Dive Brief:
- The Federal Trade Commission and the Justice Department’s Antitrust Division filed a statement of interest with the District of New Jersey in the case of Cornish-Adebiyi v. Caesars Entertainment, the FTC announced last week.
- In their statement, the agencies explain that hotels cannot collude on room pricing or use an algorithm to “engage in practices that would be illegal if done by a real person.”
- Price-setting algorithms have been in the spotlight lately, as more hotels turn to tech to guide pricing decisions. Recent suits, however, allege that some of these platforms are engaging in illegal price-fixing.
Dive Insight:
Under the Sherman Act, it’s unlawful for competitors to “join together their independent decision-making power to raise, depress, fix, peg or stabilize prices,” the FTC and DOJ wrote in their statement.
In Cornish-Adebiyi v. Caesars Entertainment, plaintiffs allege that competing casino hotels are violating the Sherman Act by using the Rainmaker platform to algorithmically set prices “while knowing and precisely because all other Casino-Hotel Defendants had agreed to do the same.”
Defendant hotels in the case previously asked that it be dismissed, as plaintiffs had not identified direct communications between the hotels, and the recommendations made by Rainmaker were not binding. The FTC and DOJ, however, wrote that neither of these defenses are supportable, as the law covers both tacit and express agreements. The agencies added that fixing the “starting price” is unlawful, even if the ultimate prices differ.
Defendants named in the suit include Caesars Atlantic City Hotel & Casino, Harrah’s Resort Atlantic City Hotel & Casino, Tropicana Casino and Resort Atlantic City, MGM Resorts International and Hard Rock Hotel & Casino Atlantic City.
According to the FTC’s release, hotel pricing algorithms “make it harder for travelers to comparison-shop for the best rate.”
More businesses than ever are using algorithms to determine prices — and not just in hospitality, according to Brookings.
While economists largely believe these algorithms can “increase efficiency,” a Brookings report from July 2022 says, consumers are increasingly concerned that the technology reduces competition and increases prices.
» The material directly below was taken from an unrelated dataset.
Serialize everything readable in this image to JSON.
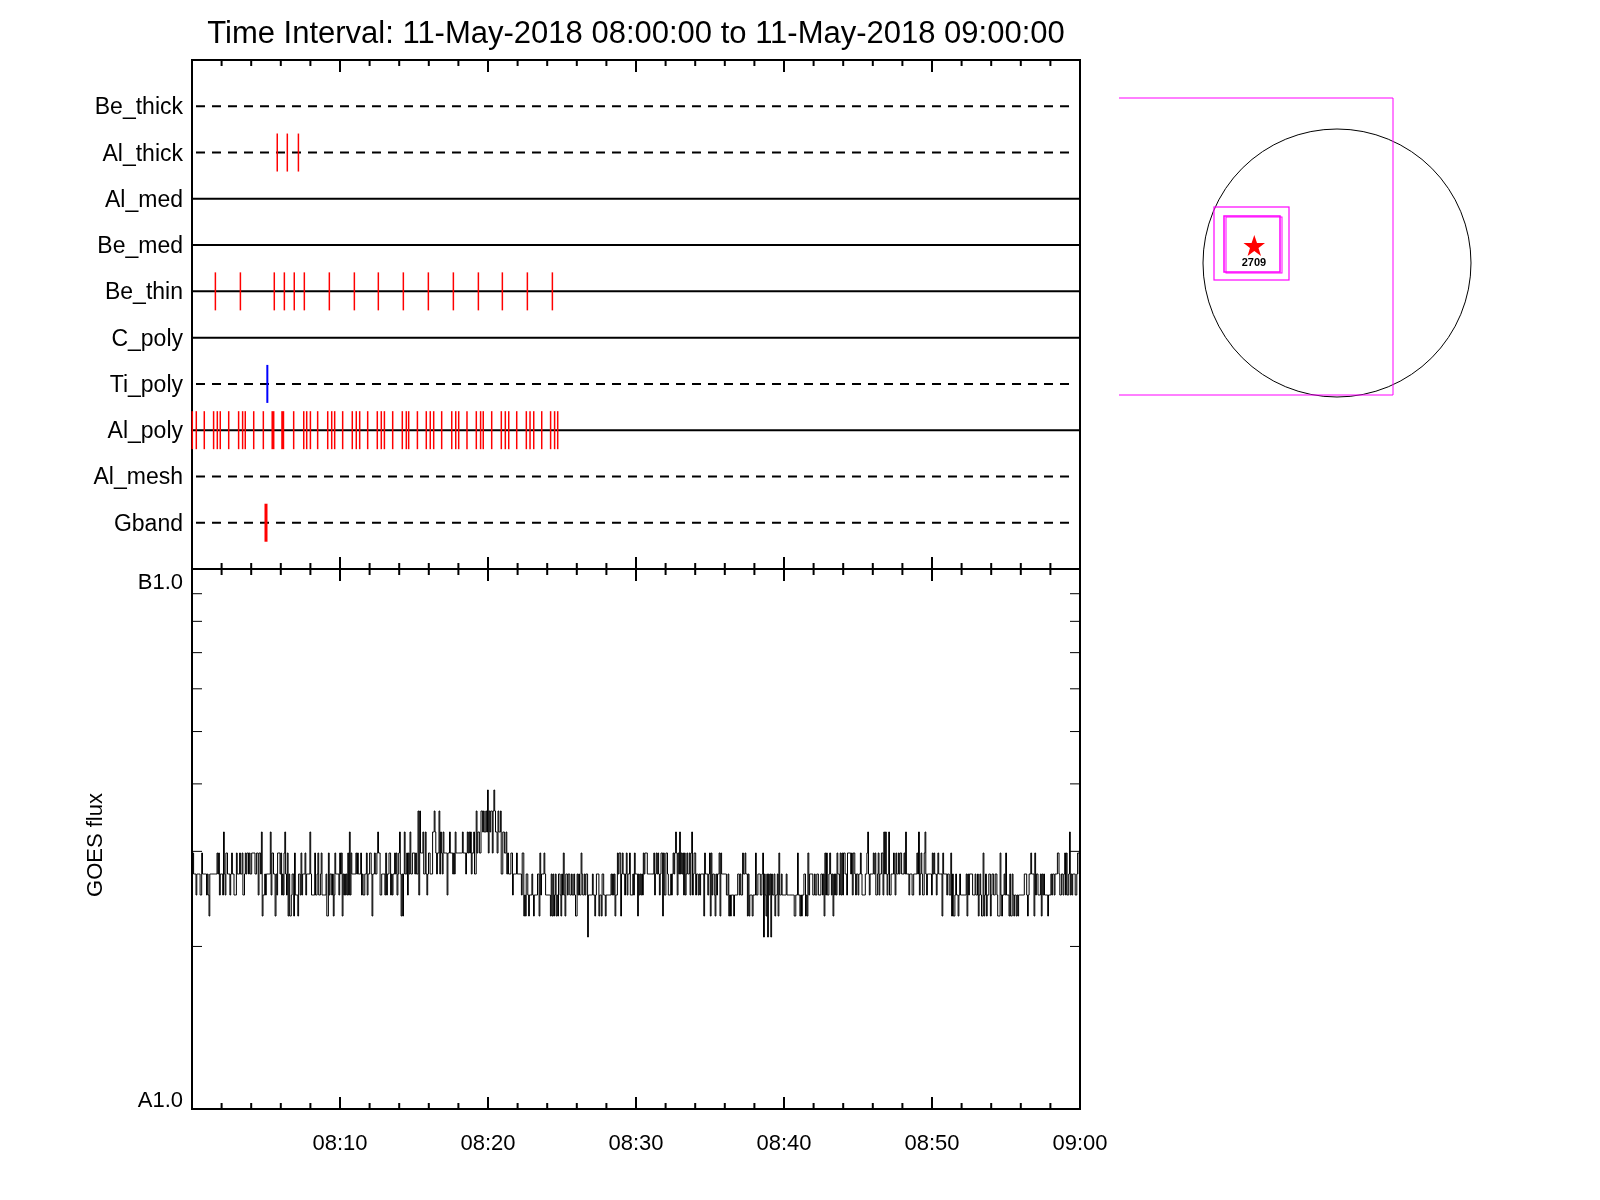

Within the past year, the FTC and DOJ have also filed statements of interest concerning algorithmic price-fixing in the residential housing market and the real estate and food industries.
In February, several major hotel operators and commercial real estate information giant CoStar were hit with a similar lawsuit alleging price-fixing. Plaintiffs in a class action complaint alleged that CoStar’s Smith Travel Research, or STR, facilitated an exchange of “competitively-sensitive information about their prices, supply, and future plans.”
Defendants named in the complaint include Marriott International and Hilton, InterContinental Hotels Corporation, Loews Hotels Holding Corporation and Accor Management US Inc.